In particular, the Ottawa Protocol clearly differentiates between antisemitism and legitimate criticism of Israel that is not antisemitic:

However, criticism of Israel similar to that levelled against any other country cannot be regarded as antisemitic.

Let it be clear: Criticism of Israel is not antisemitic, and saying so is wrong. But singling Israel out for selective condemnation and opprobrium - let alone denying its right to exist or seeking its destruction - is discriminatory and hateful, and not saying so is dishonest.

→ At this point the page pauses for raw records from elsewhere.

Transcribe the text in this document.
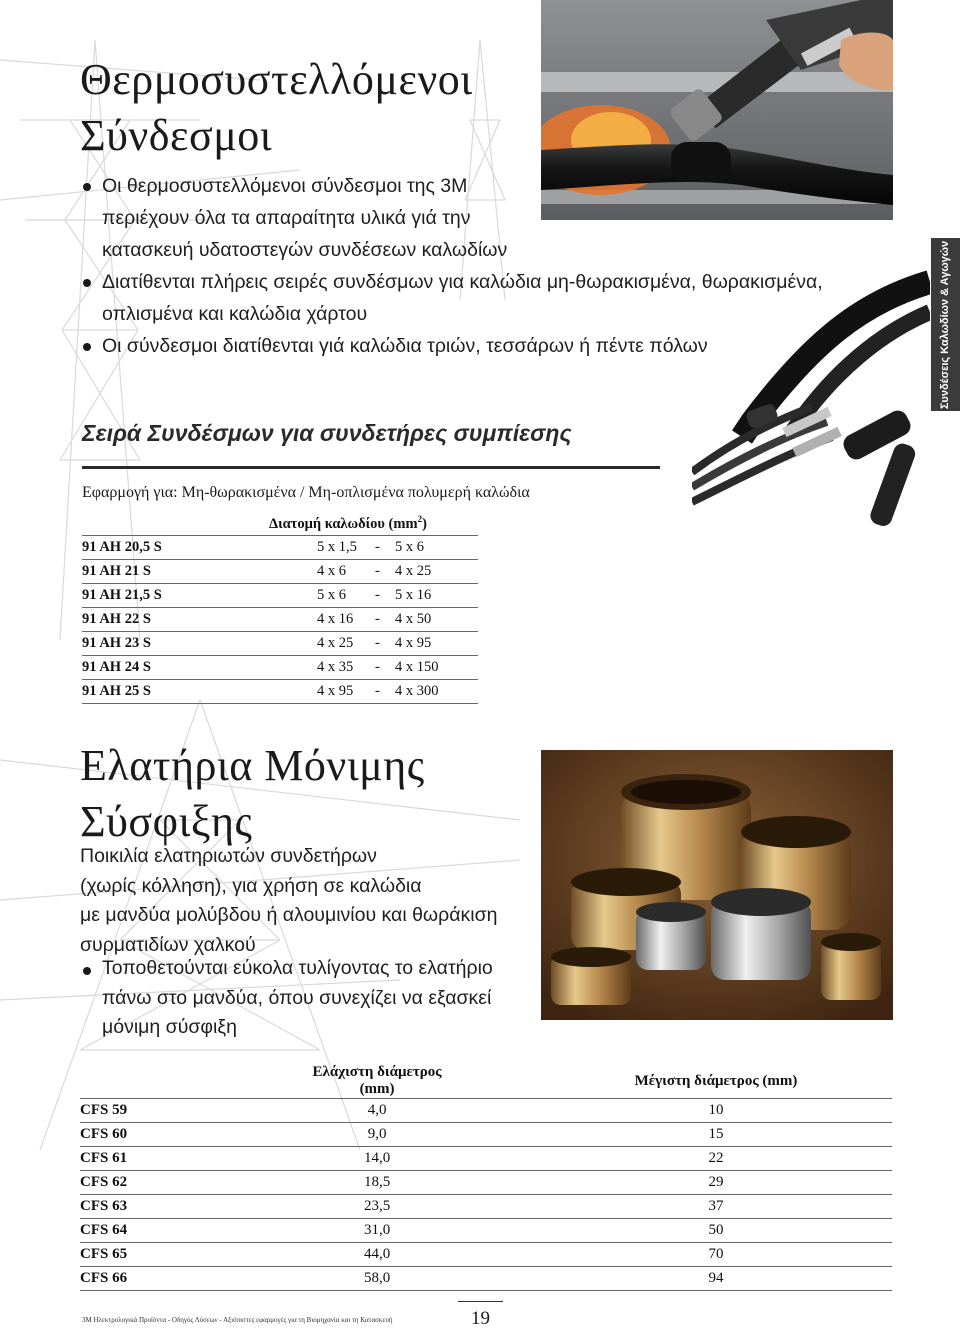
Συνδέσεις Καλωδίων & Αγωγών
Θερμοσυστελλόμενοι
Σύνδεσμοι
Οι θερμοσυστελλόμενοι σύνδεσμοι της 3Μ
περιέχουν όλα τα απαραίτητα υλικά γιά την
κατασκευή υδατοστεγών συνδέσεων καλωδίων
Διατίθενται πλήρεις σειρές συνδέσμων για καλώδια μη-θωρακισμένα, θωρακισμένα,
οπλισμένα και καλώδια χάρτου
Οι σύνδεσμοι διατίθενται γιά καλώδια τριών, τεσσάρων ή πέντε πόλων
Σειρά Συνδέσμων για συνδετήρες συμπίεσης
Εφαρμογή για: Μη-θωρακισμένα / Μη-οπλισμένα πολυμερή καλώδια
	Διατομή καλωδίου $(mm^2)$
91 AH 20,5 S	5 x 1,5 - 5 x 6
91 AH 21 S	4 x 6 - 4 x 25
91 AH 21,5 S	5 x 6 - 5 x 16
91 AH 22 S	4 x 16 - 4 x 50
91 AH 23 S	4 x 25 - 4 x 95
91 AH 24 S	4 x 35 - 4 x 150
91 AH 25 S	4 x 95 - 4 x 300
Ελατήρια Μόνιμης
Σύσφιξης
Ποικιλία ελατηριωτών συνδετήρων
(χωρίς κόλληση), για χρήση σε καλώδια
με μανδύα μολύβδου ή αλουμινίου και θωράκιση
συρματιδίων χαλκού
Τοποθετούνται εύκολα τυλίγοντας το ελατήριο
πάνω στο μανδύα, όπου συνεχίζει να εξασκεί
μόνιμη σύσφιξη
	Ελάχιστη διάμετρος (mm)	Μέγιστη διάμετρος (mm)
CFS 59	4,0	10
CFS 60	9,0	15
CFS 61	14,0	22
CFS 62	18,5	29
CFS 63	23,5	37
CFS 64	31,0	50
CFS 65	44,0	70
CFS 66	58,0	94
3Μ Ηλεκτρολογικά Προϊόντα - Οδηγός Λύσεων - Αξιόπιστες εφαρμογές για τη Βιομηχανία και τη Κατασκευή	19
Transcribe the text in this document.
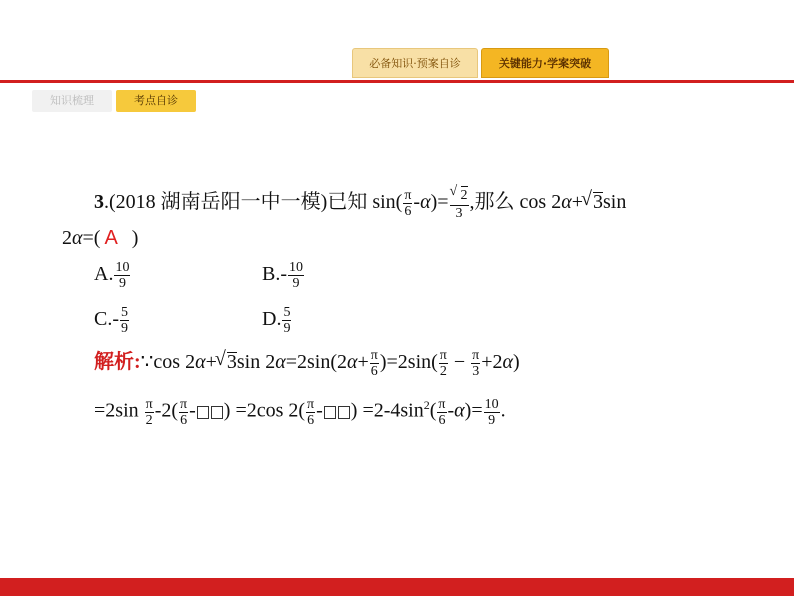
必备知识·预案自诊	关键能力·学案突破
知识梳理	考点自诊
3.(2018 湖南岳阳一中一模)已知 $\sin( \frac{\pi}{6} -\alpha)=$ √ $\frac{2}{3}$ ,那么 cos 2α+ √ 3sin
2α=( A )
A. $\frac{10}{9}$	$B.- \frac{10}{9}$
$C.- \frac{5}{9}$	D. $\frac{5}{9}$
解析:∵cos 2α+ √ 3sin $2\alpha=2\sin(2\alpha+ \frac{\pi}{6} )=2\sin( \frac{\pi}{2} - \frac{\pi}{3} +2\alpha)$
$=2\sin \frac{\pi}{2} -2( \frac{\pi}{6}$ - ) =2cos $2( \frac{\pi}{6}$ - ) $=2-4\sin^2( \frac{\pi}{6} -\alpha)= \frac{10}{9}$ .
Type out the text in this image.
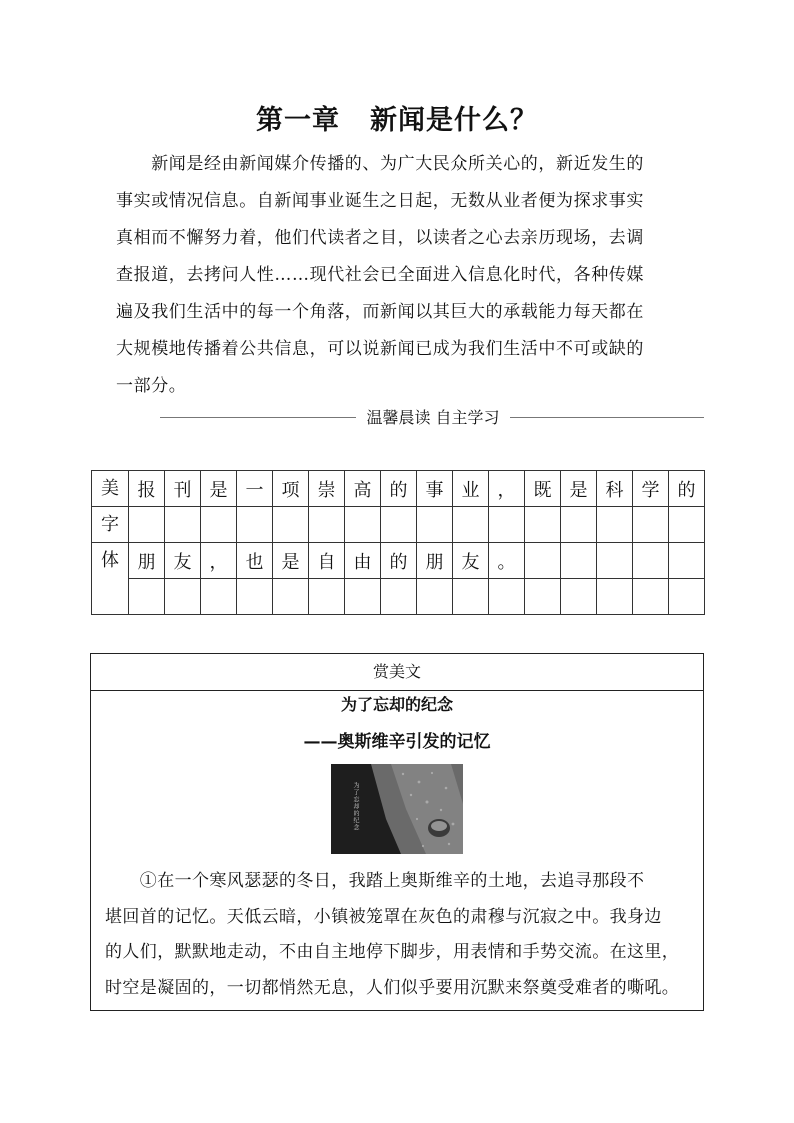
第一章 新闻是什么？
　　新闻是经由新闻媒介传播的、为广大民众所关心的，新近发生的
事实或情况信息。自新闻事业诞生之日起，无数从业者便为探求事实
真相而不懈努力着，他们代读者之目，以读者之心去亲历现场，去调
查报道，去拷问人性……现代社会已全面进入信息化时代，各种传媒
遍及我们生活中的每一个角落，而新闻以其巨大的承载能力每天都在
大规模地传播着公共信息，可以说新闻已成为我们生活中不可或缺的
一部分。
温馨晨读 自主学习
美	报	刊	是	一	项	崇	高	的	事	业	，	既	是	科	学	的
字																
体	朋	友	，	也	是	自	由	的	朋	友	。					

赏美文
为了忘却的纪念
——奥斯维辛引发的记忆
为了忘却的纪念
　　①在一个寒风瑟瑟的冬日，我踏上奥斯维辛的土地，去追寻那段不
堪回首的记忆。天低云暗，小镇被笼罩在灰色的肃穆与沉寂之中。我身边
的人们，默默地走动，不由自主地停下脚步，用表情和手势交流。在这里，
时空是凝固的，一切都悄然无息，人们似乎要用沉默来祭奠受难者的嘶吼。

The Canadian Parliamentary Coalition to Combat Antisemitism (CPCCA) 3 is a multi­party coalition of concerned parliamentarians aiming to confront and combat the Canadian manifestations of the global resurgence of antisemitism. The CPCCA recognizes that antisemitism is, by its very nature, fundamentally opposed to the foundational values of Canada, including its multicultural identity, its Charter guarantees of freedom from discrimination, as well as the values of the Universal Declaration of Human Rights.

1 "The London Declaration on Combating Antisemitism," Lancaster House, UK, 17 February 2009
2 "The Ottawa Protocol on Combating Antisemitism," Ottawa, Ontario, Canada, 9 November 2010.
3 The Canadian Parliamentary Coalition to Combat Antisemitism will hereafter be referred to regularly as the CPCCA.